For safety-critical robotic systems, Control Barrier Functions (CBFs) provide a solid mathematical way to ensure that a system state always remains within a desired safe set. Usually, they are implemented as a secondary controller that alters the control input of the base controller when necessary. However, when naive CBFs are used to enforce positional safety constraints, they can only regulate the joint velocities and therefore have to rely on lower-level velocity controllers. The tracking capabilities of these nested controllers are limited by the system inertia, and may therefore allow the system to enter the unsafe zone. [1, 2]

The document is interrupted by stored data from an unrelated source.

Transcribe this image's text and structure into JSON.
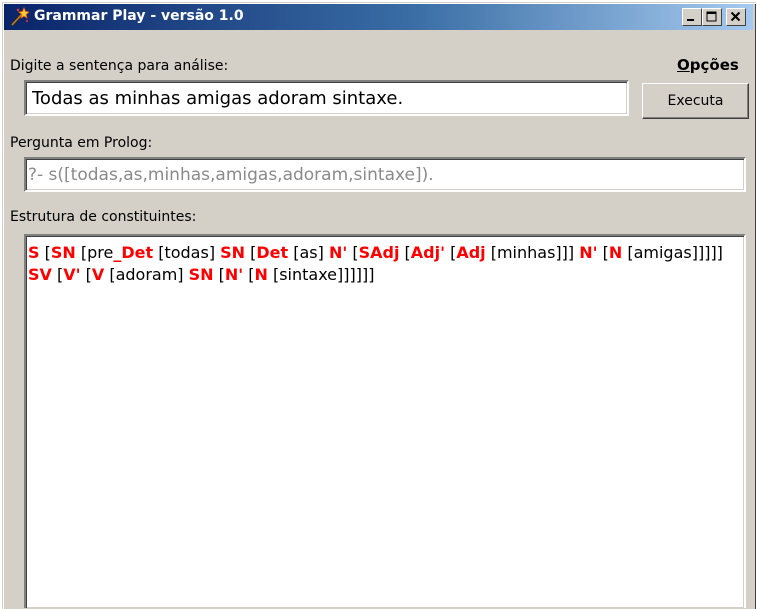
{
  "window": {
    "title": "Grammar Play - versão 1.0",
    "buttons": [
      "minimize",
      "maximize",
      "close"
    ]
  },
  "menu": {
    "options_prefix": "O",
    "options_rest": "pções"
  },
  "sentence": {
    "label": "Digite a sentença para análise:",
    "value": "Todas as minhas amigas adoram sintaxe."
  },
  "execute_button": {
    "label": "Executa"
  },
  "prolog": {
    "label": "Pergunta em Prolog:",
    "query": "?- s([todas,as,minhas,amigas,adoram,sintaxe])."
  },
  "structure": {
    "label": "Estrutura de constituintes:",
    "tokens": [
      {
        "t": "S",
        "cat": true
      },
      {
        "t": " [",
        "cat": false
      },
      {
        "t": "SN",
        "cat": true
      },
      {
        "t": " [pre",
        "cat": false
      },
      {
        "t": "_Det",
        "cat": true
      },
      {
        "t": " [todas] ",
        "cat": false
      },
      {
        "t": "SN",
        "cat": true
      },
      {
        "t": " [",
        "cat": false
      },
      {
        "t": "Det",
        "cat": true
      },
      {
        "t": " [as] ",
        "cat": false
      },
      {
        "t": "N'",
        "cat": true
      },
      {
        "t": " [",
        "cat": false
      },
      {
        "t": "SAdj",
        "cat": true
      },
      {
        "t": " [",
        "cat": false
      },
      {
        "t": "Adj'",
        "cat": true
      },
      {
        "t": " [",
        "cat": false
      },
      {
        "t": "Adj",
        "cat": true
      },
      {
        "t": " [minhas]]] ",
        "cat": false
      },
      {
        "t": "N'",
        "cat": true
      },
      {
        "t": " [",
        "cat": false
      },
      {
        "t": "N",
        "cat": true
      },
      {
        "t": " [amigas]]]]] ",
        "cat": false
      },
      {
        "t": "SV",
        "cat": true
      },
      {
        "t": " [",
        "cat": false
      },
      {
        "t": "V'",
        "cat": true
      },
      {
        "t": " [",
        "cat": false
      },
      {
        "t": "V",
        "cat": true
      },
      {
        "t": " [adoram] ",
        "cat": false
      },
      {
        "t": "SN",
        "cat": true
      },
      {
        "t": " [",
        "cat": false
      },
      {
        "t": "N'",
        "cat": true
      },
      {
        "t": " [",
        "cat": false
      },
      {
        "t": "N",
        "cat": true
      },
      {
        "t": " [sintaxe]]]]]]",
        "cat": false
      }
    ]
  },
  "colors": {
    "category": "#ff0000",
    "title_bar_start": "#0a246a",
    "title_bar_end": "#a6caf0",
    "window_face": "#d4d0c8",
    "prolog_text": "#8a8a8a"
  },
  "icons": {
    "app": "magic-wand-icon"
  }
}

Solutions that circumvent this problem are presented in the form of energy-based CBFs, a term originally coined by Singletary et al.[2]. This flavour of CBF uses an energy-based safe-set that takes into account the underlying system dynamics by incorporating the nested velocity controller dynamics. Different forms have been proposed over the years, for instance, passivity-preserving methods that utilize e.g. energy tanks [3] and damping injection [4]. A recent contribution by Califano et al. exploits the combination of CBFs and a base controller that already preserves passivity. Here, conditions are found under which passivity is preserved without degrading the base controller performance. [5]

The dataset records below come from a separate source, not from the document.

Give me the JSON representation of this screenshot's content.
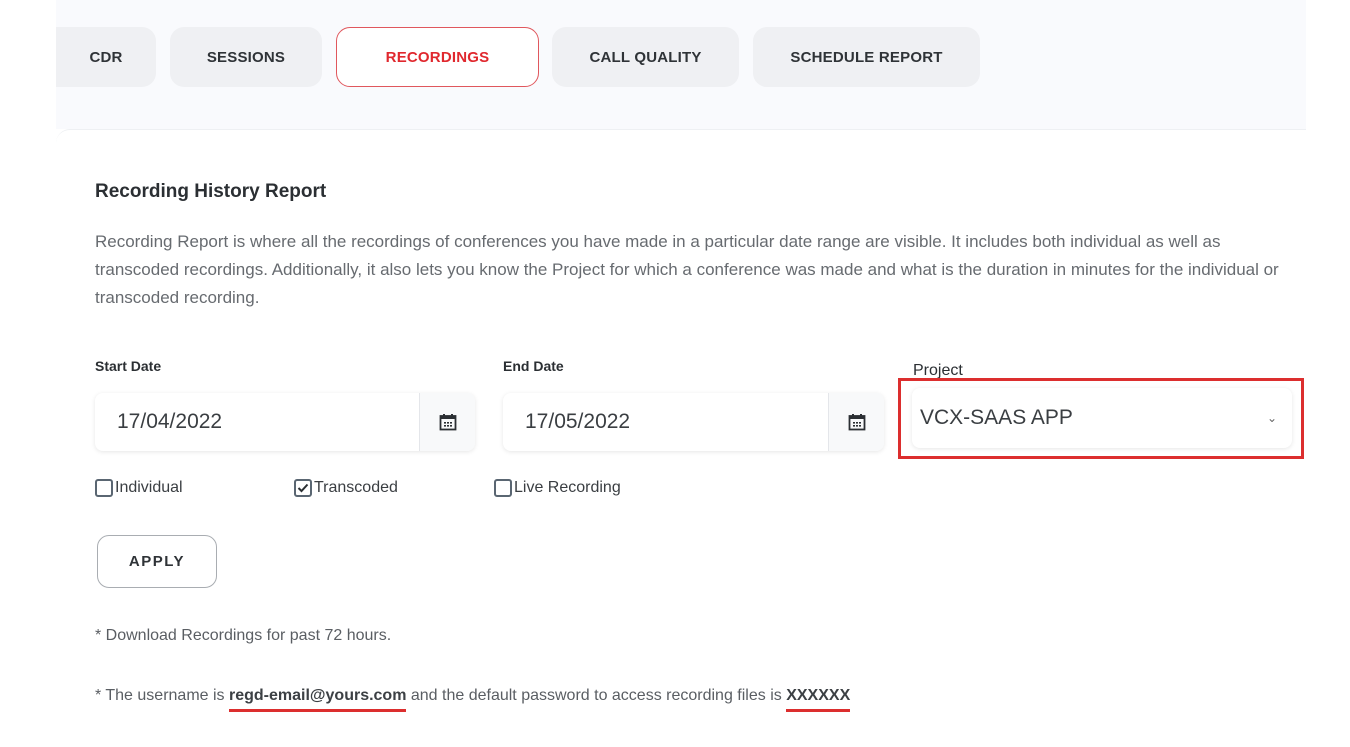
{
  "tabs": [
    {
      "label": "CDR",
      "active": false
    },
    {
      "label": "SESSIONS",
      "active": false
    },
    {
      "label": "RECORDINGS",
      "active": true
    },
    {
      "label": "CALL QUALITY",
      "active": false
    },
    {
      "label": "SCHEDULE REPORT",
      "active": false
    }
  ],
  "report": {
    "title": "Recording History Report",
    "description": "Recording Report is where all the recordings of conferences you have made in a particular date range are visible. It includes both individual as well as transcoded recordings. Additionally, it also lets you know the Project for which a conference was made and what is the duration in minutes for the individual or transcoded recording."
  },
  "filters": {
    "start_date": {
      "label": "Start Date",
      "value": "17/04/2022",
      "icon": "calendar-icon"
    },
    "end_date": {
      "label": "End Date",
      "value": "17/05/2022",
      "icon": "calendar-icon"
    },
    "project": {
      "label": "Project",
      "value": "VCX-SAAS APP",
      "icon": "chevron-down-icon"
    },
    "checkboxes": [
      {
        "label": "Individual",
        "checked": false
      },
      {
        "label": "Transcoded",
        "checked": true
      },
      {
        "label": "Live Recording",
        "checked": false
      }
    ],
    "apply_label": "APPLY"
  },
  "notes": {
    "download": "* Download Recordings for past 72 hours.",
    "credentials_prefix": "* The username is ",
    "username": "regd-email@yours.com",
    "credentials_middle": " and the default password to access recording files is ",
    "password": "XXXXXX"
  },
  "colors": {
    "accent": "#e0282e",
    "highlight": "#dc2e2e"
  }
}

However, experimental validation has not yet been achieved without relying on nested controllers to handle lower-level dynamics. Also, the focus has mostly been on collision avoidance instead of physical interaction. In this thesis an energy-based CBF control system will be implemented on a physical robotic manipulator that directly controls actuator torque, to fill the gap between theory and practice. Experiments will be conducted to validate safety performance for (unforeseen) interactions.
As far as time allows, multiple extensions are going to be made to this framework. These include methods to modulate robot momentum towards human operators and power transfer limitations.
[1] F. Ferraguti, C. T. Landi, A. Singletary, H.-C. Lin, A. Ames, C. Secchi, and M. Bonf`e, “Safety and Efficiency in Robotics: The Control Barrier Functions Approach,” pp. 15–30, 2015.
[2] A. Singletary, S. Kolathaya, and A. D. Ames, “Safety-Critical Kinematic Control of Robotic Systems,” Proceedings of the American Control Conference, vol. 2021-May, pp. 14–19, 2021.
[3] B. Capelli, C. Secchi, and L. Sabattini, “Passivity and Control Barrier Functions: Optimizing the Use of Energy,” IEEE Robotics and Automation Letters, vol. 7, pp. 1356–1363, 4 2022.
[4] G. Notomista, X. Cai, J. Yamauchi, and M. Egerstedt, “Passivity-Based Decentralized Control of Multi-Robot Systems With Delays Using Control Barrier Functions,” in 2019 International Symposium on Multi-Robot and Multi-Agent Systems (MRS), pp. 231–237, IEEE, 8 2019.
[5] F. Califano, “Passivity-Preserving Safety-Critical Control Using Control Barrier Functions,” IEEE Control Systems Letters, vol. 7, pp. 1742–1747, 2023.